А вчера Грунька соседская Дуняшке выговаривает:
— Полудурок ты эдакая, бежишь босая — так мне из-за тебя непри-лич-но и сделалось!
А все Пашка!
Вот какой человек Пашка. Все помутил.
А разговоры-то про него: к Дуньке пришла раз подруга какая-то с той стороны, из-за собору:
— Ах. — говорит, — Дуня, какая ты глупая, уж если человек даже гулять в городской сад ходит в балетных туфлях, так уж значит, что он артист самый пренастоящий.
Так вон оно что: бареточки-то — балетные, оказывается. Ну и здорово! Вот какой Пашка!
Заметил я только, что чего-то темнеть бареточки стали.
V
Стало у нас в городе еще одно замечательное. Мимо нашего дома, по переулку чуть не каждый вечер студенты стали на велосипедах ездить и студентки. В очках все были, да в шляпах (в нашем городе все в картузах ходили), а одна студентка так в штанах пузырями. Тетка моя плевалась-плевалась, — хуже, говорит, самого худого, какое и быть только может. А студентка была такая бледненькая и глаза голубые. Я ее каждый раз примечал. И даже тайком думал про нее и все мечтал уговорить, чтобы не в штанах ездила. А она все в штанах.
Только ни за что не может быть, чтоб нехорошее от нее могло быть.

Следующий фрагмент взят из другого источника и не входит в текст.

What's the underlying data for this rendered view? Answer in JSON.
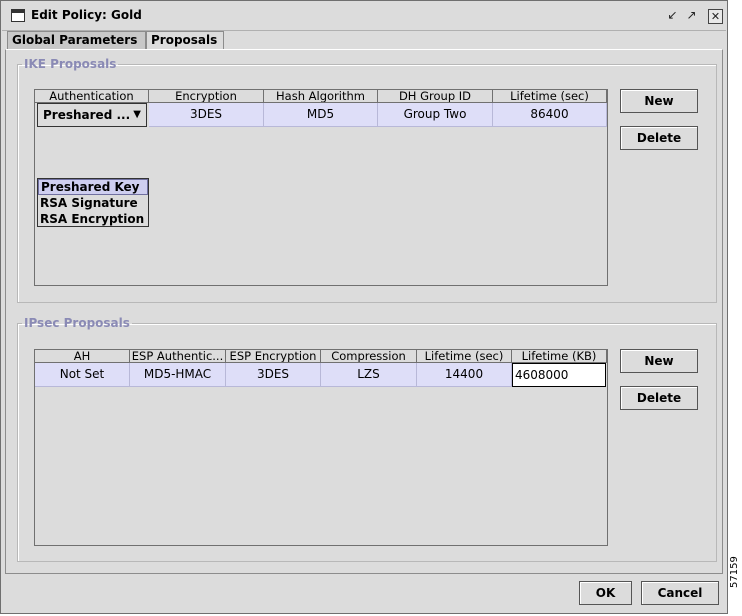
{
  "window": {
    "title": "Edit Policy: Gold"
  },
  "tabs": [
    {
      "label": "Global Parameters"
    },
    {
      "label": "Proposals"
    }
  ],
  "ike": {
    "legend": "IKE Proposals",
    "columns": [
      "Authentication",
      "Encryption",
      "Hash Algorithm",
      "DH Group ID",
      "Lifetime (sec)"
    ],
    "row": {
      "authentication": "Preshared ...",
      "encryption": "3DES",
      "hash": "MD5",
      "dh_group": "Group Two",
      "lifetime": "86400"
    },
    "auth_options": [
      "Preshared Key",
      "RSA Signature",
      "RSA Encryption"
    ],
    "buttons": {
      "new": "New",
      "delete": "Delete"
    }
  },
  "ipsec": {
    "legend": "IPsec Proposals",
    "columns": [
      "AH",
      "ESP Authentic...",
      "ESP Encryption",
      "Compression",
      "Lifetime (sec)",
      "Lifetime (KB)"
    ],
    "row": {
      "ah": "Not Set",
      "esp_auth": "MD5-HMAC",
      "esp_enc": "3DES",
      "compression": "LZS",
      "lifetime_sec": "14400",
      "lifetime_kb": "4608000"
    },
    "buttons": {
      "new": "New",
      "delete": "Delete"
    }
  },
  "footer": {
    "ok": "OK",
    "cancel": "Cancel"
  },
  "figure_code": "57159"
}
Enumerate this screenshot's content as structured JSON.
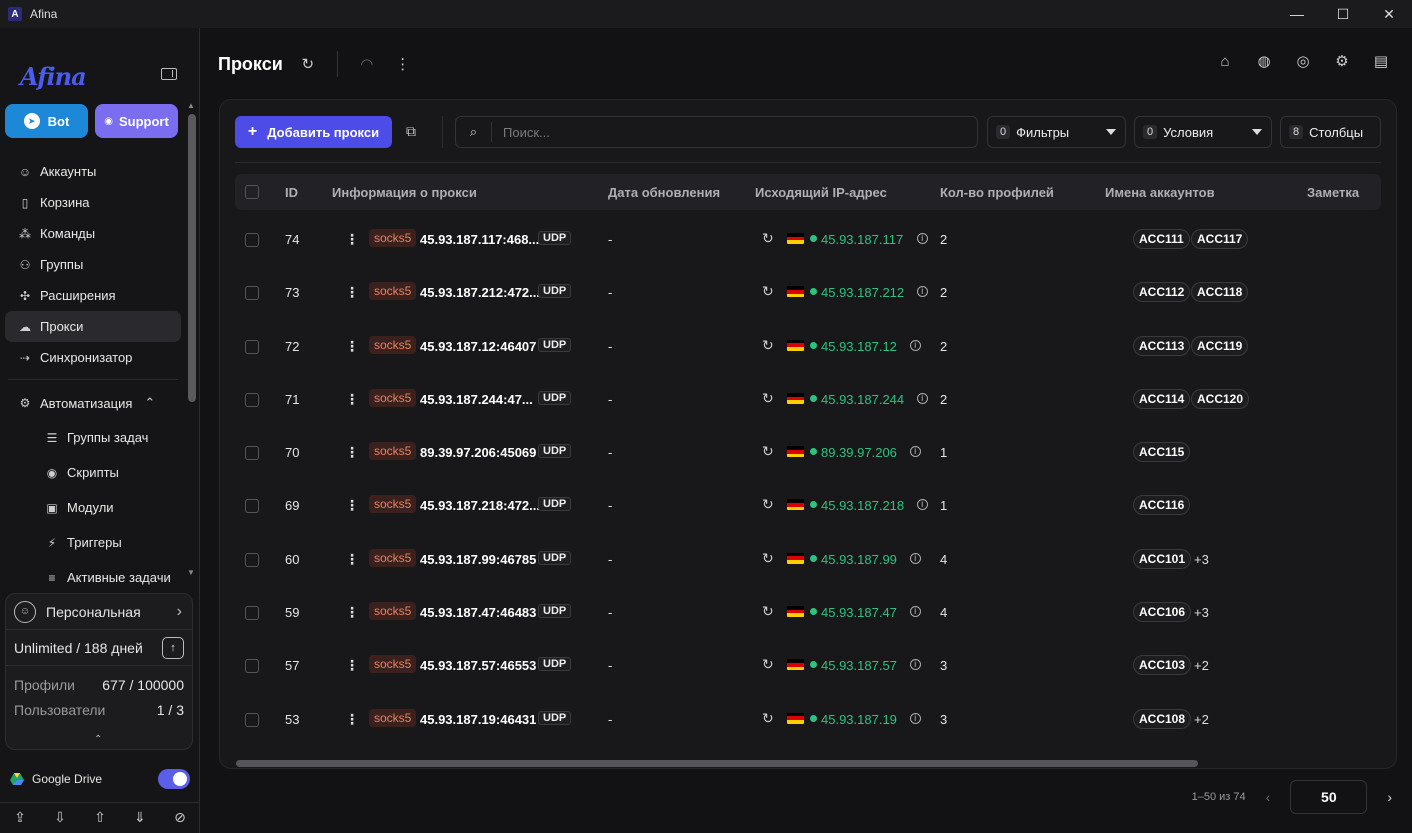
{
  "window": {
    "title": "Afina",
    "app_icon_letter": "A",
    "minimize": "—",
    "maximize": "☐",
    "close": "✕"
  },
  "brand": {
    "logo_text": "Afina"
  },
  "sidebar": {
    "bot_label": "Bot",
    "support_label": "Support",
    "items": [
      {
        "label": "Аккаунты",
        "icon": "user-circle-icon",
        "glyph": "☺"
      },
      {
        "label": "Корзина",
        "icon": "trash-icon",
        "glyph": "▯"
      },
      {
        "label": "Команды",
        "icon": "team-icon",
        "glyph": "⁂"
      },
      {
        "label": "Группы",
        "icon": "groups-icon",
        "glyph": "⚇"
      },
      {
        "label": "Расширения",
        "icon": "puzzle-icon",
        "glyph": "✣"
      },
      {
        "label": "Прокси",
        "icon": "cloud-icon",
        "glyph": "☁"
      },
      {
        "label": "Синхронизатор",
        "icon": "sync-icon",
        "glyph": "⇢"
      }
    ],
    "automation": {
      "label": "Автоматизация",
      "icon": "automation-icon",
      "glyph": "⚙",
      "chevron": "⌃"
    },
    "sub_items": [
      {
        "label": "Группы задач",
        "icon": "list-icon",
        "glyph": "☰"
      },
      {
        "label": "Скрипты",
        "icon": "github-icon",
        "glyph": "◉"
      },
      {
        "label": "Модули",
        "icon": "terminal-icon",
        "glyph": "▣"
      },
      {
        "label": "Триггеры",
        "icon": "bolt-icon",
        "glyph": "⚡"
      },
      {
        "label": "Активные задачи",
        "icon": "tasks-icon",
        "glyph": "≡"
      }
    ],
    "plan": {
      "name": "Персональная",
      "chevron": "›",
      "tier": "Unlimited / 188 дней",
      "upgrade_glyph": "↑",
      "profiles_label": "Профили",
      "profiles_value": "677 / 100000",
      "users_label": "Пользователи",
      "users_value": "1 / 3",
      "collapse_glyph": "⌃"
    },
    "gdrive_label": "Google Drive",
    "gdrive_enabled": true,
    "bottom_icons": [
      {
        "name": "cloud-upload-icon",
        "glyph": "⇪"
      },
      {
        "name": "cloud-download-icon",
        "glyph": "⇩"
      },
      {
        "name": "folder-upload-icon",
        "glyph": "⇧"
      },
      {
        "name": "folder-download-icon",
        "glyph": "⇓"
      },
      {
        "name": "eye-off-icon",
        "glyph": "⊘"
      }
    ]
  },
  "header": {
    "title": "Прокси",
    "refresh_glyph": "↻",
    "wifi_glyph": "◠",
    "more_glyph": "⋮",
    "right_icons": [
      {
        "name": "tag-icon",
        "glyph": "⌂"
      },
      {
        "name": "globe-lock-icon",
        "glyph": "◍"
      },
      {
        "name": "globe-icon",
        "glyph": "◎"
      },
      {
        "name": "settings-icon",
        "glyph": "⚙"
      },
      {
        "name": "layout-icon",
        "glyph": "▤"
      }
    ]
  },
  "toolbar": {
    "add_label": "Добавить прокси",
    "add_glyph": "+",
    "bulk_glyph": "⧉",
    "search_glyph": "⌕",
    "search_placeholder": "Поиск...",
    "filters_count": "0",
    "filters_label": "Фильтры",
    "conditions_count": "0",
    "conditions_label": "Условия",
    "columns_count": "8",
    "columns_label": "Столбцы"
  },
  "table": {
    "columns": {
      "id": "ID",
      "info": "Информация о прокси",
      "updated": "Дата обновления",
      "ip": "Исходящий IP-адрес",
      "profiles": "Кол-во профилей",
      "accounts": "Имена аккаунтов",
      "note": "Заметка"
    },
    "rows": [
      {
        "id": "74",
        "proto": "socks5",
        "addr": "45.93.187.117:468...",
        "udp": "UDP",
        "updated": "-",
        "ip": "45.93.187.117",
        "profiles": "2",
        "acc1": "ACC111",
        "acc2": "ACC117",
        "more": ""
      },
      {
        "id": "73",
        "proto": "socks5",
        "addr": "45.93.187.212:472...",
        "udp": "UDP",
        "updated": "-",
        "ip": "45.93.187.212",
        "profiles": "2",
        "acc1": "ACC112",
        "acc2": "ACC118",
        "more": ""
      },
      {
        "id": "72",
        "proto": "socks5",
        "addr": "45.93.187.12:46407",
        "udp": "UDP",
        "updated": "-",
        "ip": "45.93.187.12",
        "profiles": "2",
        "acc1": "ACC113",
        "acc2": "ACC119",
        "more": ""
      },
      {
        "id": "71",
        "proto": "socks5",
        "addr": "45.93.187.244:47...",
        "udp": "UDP",
        "updated": "-",
        "ip": "45.93.187.244",
        "profiles": "2",
        "acc1": "ACC114",
        "acc2": "ACC120",
        "more": ""
      },
      {
        "id": "70",
        "proto": "socks5",
        "addr": "89.39.97.206:45069",
        "udp": "UDP",
        "updated": "-",
        "ip": "89.39.97.206",
        "profiles": "1",
        "acc1": "ACC115",
        "acc2": "",
        "more": ""
      },
      {
        "id": "69",
        "proto": "socks5",
        "addr": "45.93.187.218:472...",
        "udp": "UDP",
        "updated": "-",
        "ip": "45.93.187.218",
        "profiles": "1",
        "acc1": "ACC116",
        "acc2": "",
        "more": ""
      },
      {
        "id": "60",
        "proto": "socks5",
        "addr": "45.93.187.99:46785",
        "udp": "UDP",
        "updated": "-",
        "ip": "45.93.187.99",
        "profiles": "4",
        "acc1": "ACC101",
        "acc2": "",
        "more": "+3"
      },
      {
        "id": "59",
        "proto": "socks5",
        "addr": "45.93.187.47:46483",
        "udp": "UDP",
        "updated": "-",
        "ip": "45.93.187.47",
        "profiles": "4",
        "acc1": "ACC106",
        "acc2": "",
        "more": "+3"
      },
      {
        "id": "57",
        "proto": "socks5",
        "addr": "45.93.187.57:46553",
        "udp": "UDP",
        "updated": "-",
        "ip": "45.93.187.57",
        "profiles": "3",
        "acc1": "ACC103",
        "acc2": "",
        "more": "+2"
      },
      {
        "id": "53",
        "proto": "socks5",
        "addr": "45.93.187.19:46431",
        "udp": "UDP",
        "updated": "-",
        "ip": "45.93.187.19",
        "profiles": "3",
        "acc1": "ACC108",
        "acc2": "",
        "more": "+2"
      }
    ],
    "row_kebab": "⋮",
    "row_refresh": "↻",
    "row_info": "i",
    "flag_colors": [
      "#000000",
      "#dd0000",
      "#ffce00"
    ],
    "ip_color": "#2ec27e"
  },
  "pagination": {
    "range": "1–50 из 74",
    "page_size": "50",
    "prev_glyph": "‹",
    "next_glyph": "›"
  },
  "colors": {
    "accent": "#4e4ce6",
    "bot": "#1e88d8",
    "support": "#7a6df0",
    "proto_text": "#e9825f"
  }
}
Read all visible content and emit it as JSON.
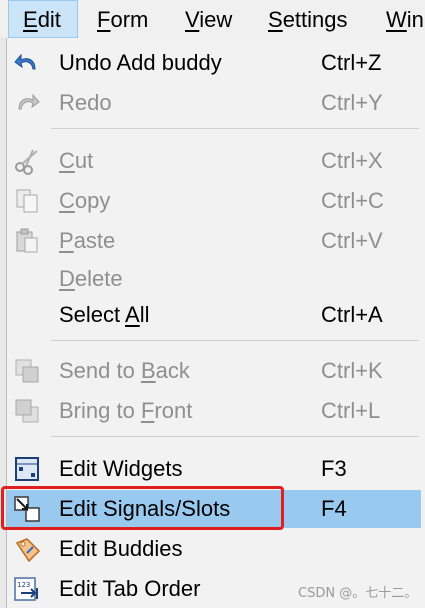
{
  "menubar": {
    "items": [
      {
        "label": "Edit",
        "mnemonic": "E",
        "rest": "dit"
      },
      {
        "label": "Form",
        "mnemonic": "F",
        "rest": "orm"
      },
      {
        "label": "View",
        "mnemonic": "V",
        "rest": "iew"
      },
      {
        "label": "Settings",
        "mnemonic": "S",
        "rest": "ettings"
      },
      {
        "label": "Win",
        "mnemonic": "W",
        "rest": "in"
      }
    ]
  },
  "menu": {
    "undo": {
      "label": "Undo Add buddy",
      "shortcut": "Ctrl+Z",
      "icon": "undo-icon"
    },
    "redo": {
      "label": "Redo",
      "shortcut": "Ctrl+Y",
      "icon": "redo-icon"
    },
    "cut": {
      "pre": "",
      "mn": "C",
      "post": "ut",
      "shortcut": "Ctrl+X",
      "icon": "scissors-icon"
    },
    "copy": {
      "pre": "",
      "mn": "C",
      "post": "opy",
      "shortcut": "Ctrl+C",
      "icon": "copy-icon"
    },
    "paste": {
      "pre": "",
      "mn": "P",
      "post": "aste",
      "shortcut": "Ctrl+V",
      "icon": "paste-icon"
    },
    "delete": {
      "pre": "",
      "mn": "D",
      "post": "elete"
    },
    "select_all": {
      "pre": "Select ",
      "mn": "A",
      "post": "ll",
      "shortcut": "Ctrl+A"
    },
    "send_to_back": {
      "pre": "Send to ",
      "mn": "B",
      "post": "ack",
      "shortcut": "Ctrl+K",
      "icon": "send-to-back-icon"
    },
    "bring_to_front": {
      "pre": "Bring to ",
      "mn": "F",
      "post": "ront",
      "shortcut": "Ctrl+L",
      "icon": "bring-to-front-icon"
    },
    "edit_widgets": {
      "label": "Edit Widgets",
      "shortcut": "F3",
      "icon": "edit-widgets-icon"
    },
    "edit_signals": {
      "label": "Edit Signals/Slots",
      "shortcut": "F4",
      "icon": "edit-signals-icon"
    },
    "edit_buddies": {
      "label": "Edit Buddies",
      "icon": "edit-buddies-icon"
    },
    "edit_tab_order": {
      "label": "Edit Tab Order",
      "icon": "edit-tab-order-icon"
    }
  },
  "watermark": "CSDN @。七十二。",
  "colors": {
    "highlight": "#99c9ef",
    "annotation": "#e02020",
    "disabled": "#8f8f8f"
  }
}
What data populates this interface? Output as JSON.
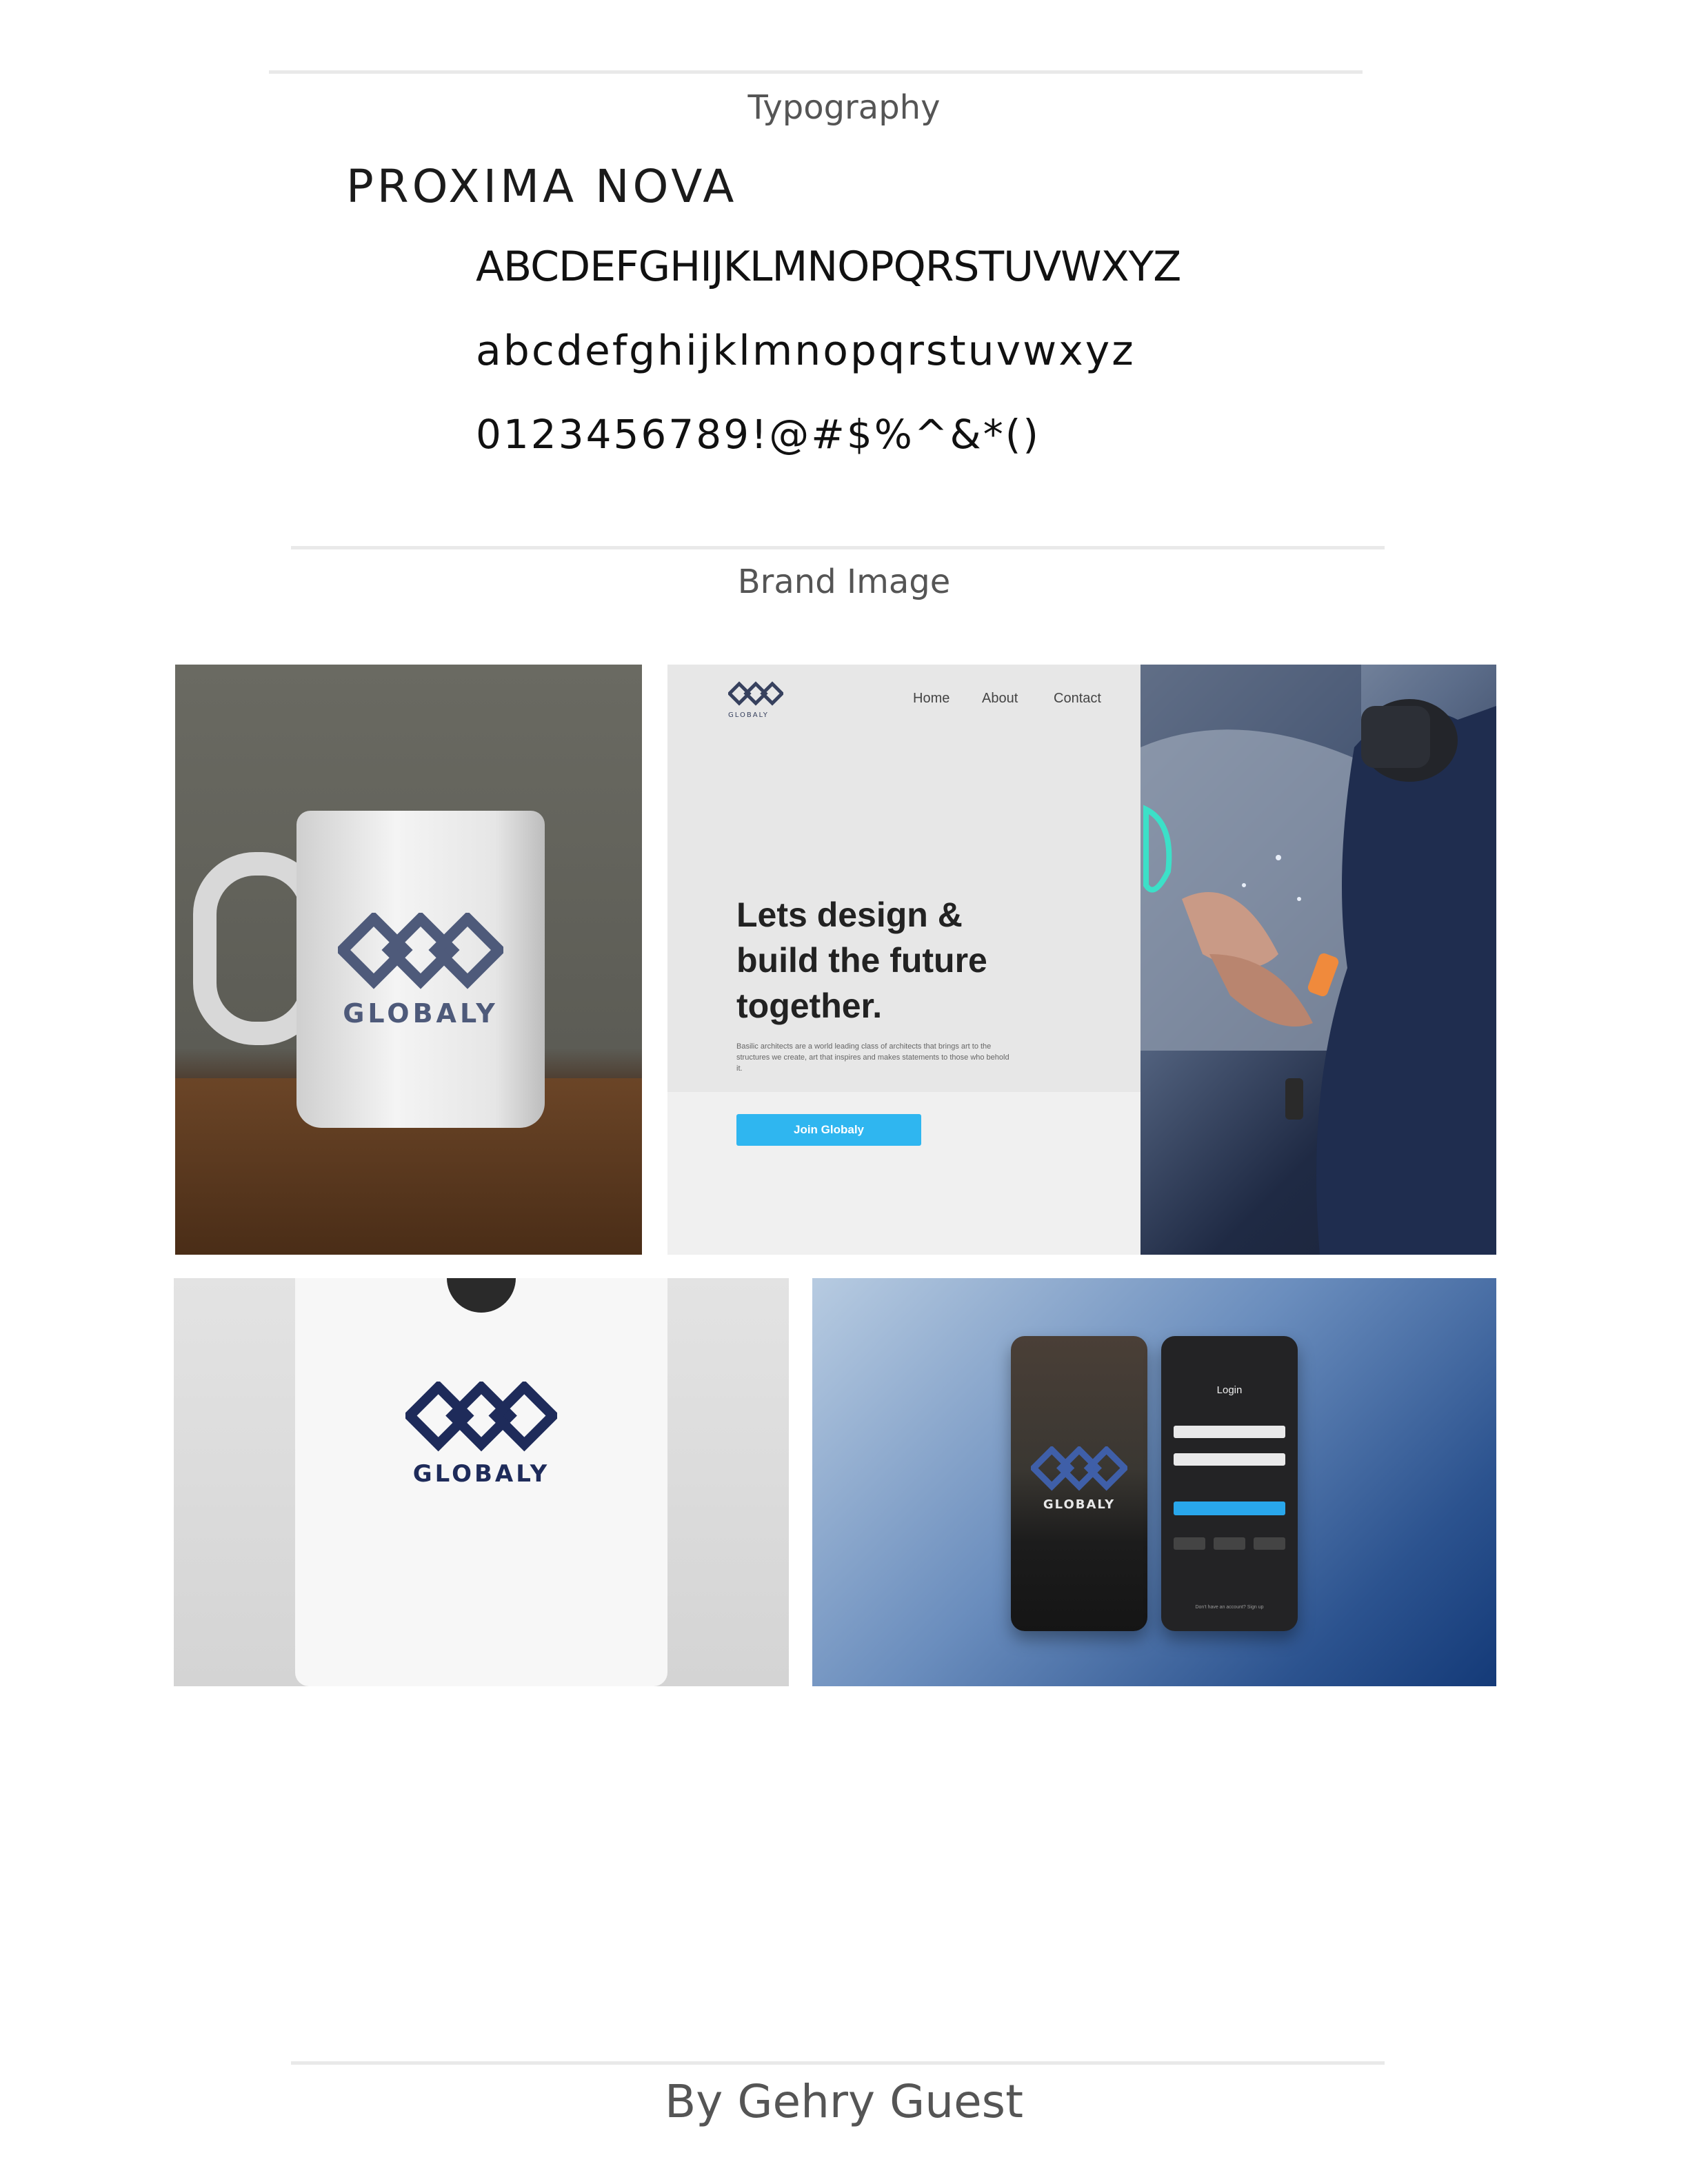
{
  "typography": {
    "section_title": "Typography",
    "font_name": "PROXIMA NOVA",
    "uppercase": "ABCDEFGHIJKLMNOPQRSTUVWXYZ",
    "lowercase": "abcdefghijklmnopqrstuvwxyz",
    "numerals_symbols": "0123456789!@#$%^&*()"
  },
  "brand_image": {
    "section_title": "Brand Image",
    "mug_logo_word": "GLOBALY",
    "website": {
      "logo_word": "GLOBALY",
      "nav": [
        "Home",
        "About",
        "Contact"
      ],
      "headline": "Lets design & build the future together.",
      "body": "Basilic architects are a world leading class of architects that brings art to the structures we create, art that inspires and makes statements to those who behold it.",
      "cta_label": "Join Globaly"
    },
    "tshirt_logo_word": "GLOBALY",
    "app": {
      "splash_logo_word": "GLOBALY",
      "login_title": "Login",
      "footer_text": "Don't have an account? Sign up"
    },
    "brand_color": "#1e2b5a",
    "accent_color": "#2fb6f0"
  },
  "footer": {
    "author": "By Gehry Guest"
  }
}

А разговор про студентов самый худой. Раз сидит у тетки Панафида Ивановна и так их честит, — такие, да всякие разные:
— Ни тебе людьми бы в саду городском погулять. Все люди как люди. А это что! В штанах, на ласапедах. Да виданное ли дело!
— Да, матушка, сущие враги рода человеческого.
Значит, черти. Тетка моя черта никогда не поминала, а все: враг рода человеческого.
Так разговор этот меня и ударил куда-то по середке; весь я так и онемел от непонятности. Сел я на лавочке возле нашего дома. Никого. Тихо так, темно. И хорошо мне стало сидеть так и болтать ногами под лавкой. Звезды наверху мигают. Люблю я, когда звезды мигают. Тихо на улице, а как начнешь слушать, так — то собака где-нибудь тявкнет, то телега скрипеть примется далеко-далеко, может за мостом где, а слышно. И вдруг хорошо мне стало оттого, что так далеко слышно, и показалось, что верно так и до звезд услышать можно. И ясно так от этого стало. И стал я думать о студентке, в штанах которая. Пойду, думаю, и все ей объясню, вот только увидеть ее. Скажу:
— Тетенька…
Нет не тетенька. Вот дурак, какая она тетенька!
Лучше так:
— Студентка, студентка!
Нет грубо как-то. Лучше: барышня, барышня. Так хорошо.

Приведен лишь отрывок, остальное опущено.